Saturday 29 July 2017

Fictional Treatments Of Fictional Texts

In the alternative timeline of Poul Anderson's A Midsummer Tempest, William Shakespeare is not the great dramatist but the Great Historian whose texts, recording Englishmen speaking English in ancient times, are thought to prove that the English are the Lost Tribes of Israel.

John Watson's stories are published in the timeline of Sherlock Holmes, thus enabling Holmes, on his return from Reichenbach, to comment that Watson had been inaccurate in one detail of "The Final Problem." In SM Stirling's alternative history novel, The Peshawar Lancers, Conan Doyle wrote those same stories as alternative history fictions. See here.

In Olaf Stapledon's Last And First Men, a mentally time travelling Neptunian observer inspires the author to write what the latter thinks is fiction and indeed he does garble most of it.

In SM Stirling's Emberverse, the Rangers believe that Tolkien:

"...was The Historian, inspired by the Valar demigods even if he didn't know it..."
-SM Stirling, The Tears Of The Sun (New York, 2012), Chapter Twelve, p. 362.

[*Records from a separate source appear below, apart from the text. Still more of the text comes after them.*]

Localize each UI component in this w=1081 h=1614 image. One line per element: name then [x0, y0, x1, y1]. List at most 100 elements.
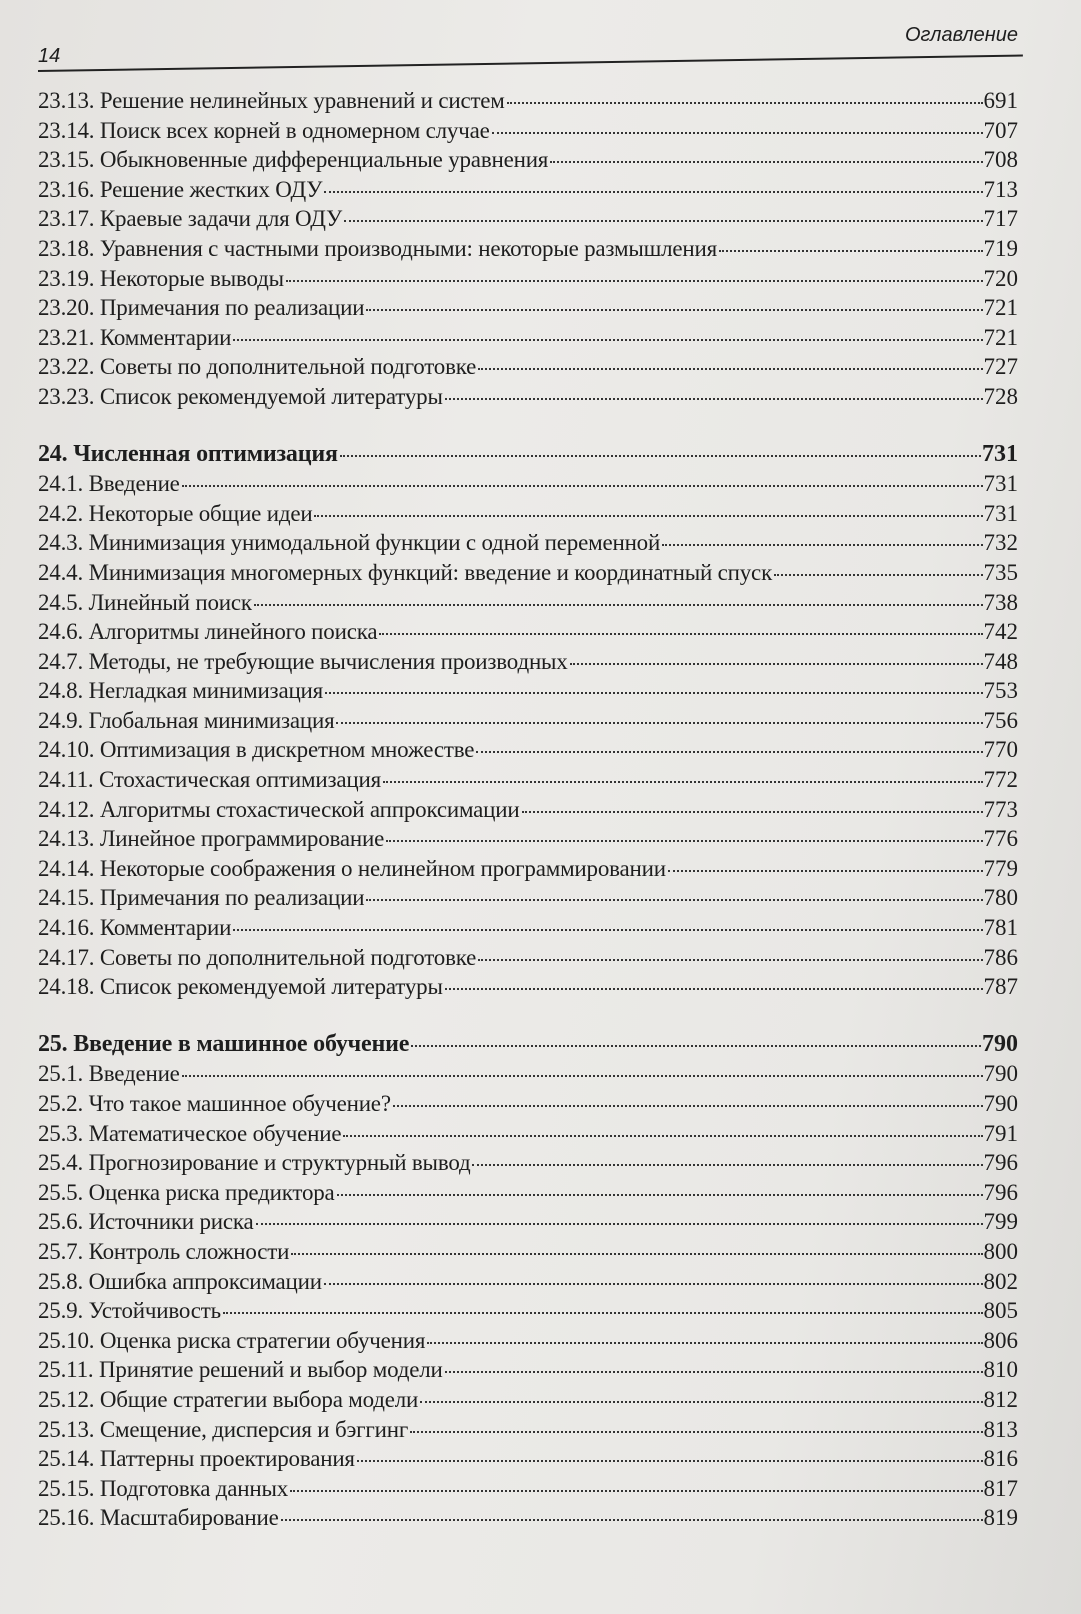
entry-number: 23.23. [38, 383, 95, 409]
entry-number: 24.5. [38, 589, 84, 615]
entry-text: Принятие решений и выбор модели [99, 1357, 443, 1383]
entry-number: 25.3. [38, 1120, 84, 1146]
entry-page: 735 [983, 559, 1019, 585]
entry-title: 25.1. Введение [38, 1059, 180, 1089]
toc-entry: 24.10. Оптимизация в дискретном множеств… [38, 735, 1018, 765]
entry-page: 800 [983, 1238, 1019, 1264]
entry-number: 24.15. [38, 885, 95, 911]
entry-page: 753 [983, 678, 1019, 704]
entry-title: 23.18. Уравнения с частными производными… [38, 234, 717, 264]
entry-text: Оценка риска стратегии обучения [99, 1327, 426, 1353]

And, if there are any more ways to turn both reality and fiction inside out, then I would like to hear them.

1 comment:

Sean M. Brooks said...

Kaor, Paul!

Yes, I noticed with interest and amusement the passionate zeal with which Astrid Larsson and her followers/disciples regarded the works of JRR Tolkien. In fact, Tolkien himself knew how devoted some of his fans were to his works. Which sometimes made him just a bit uneasy!

Yes, I'm sure some of Astrid's "neo-Dunedain" worshiped God as Eru Iluvatar and venerated the angelic Valar. I've even wondered if any real world fans of Tolkien have gone that far, inventing a "Middle Earth" religion.

I checked the publication date of my copy of MORGOTH'S RING (1993), and that would have been available to Aatrid and her fellow "neo-Dunedain." I mentioned that book because it contains a text that would be very important to a "Middle Earth" religion: "Athrabeth Finrod Ah Andreth." A debate about both the natures of elves and men and discussion of a mysterious "new hope" involving Iluvatar Himself.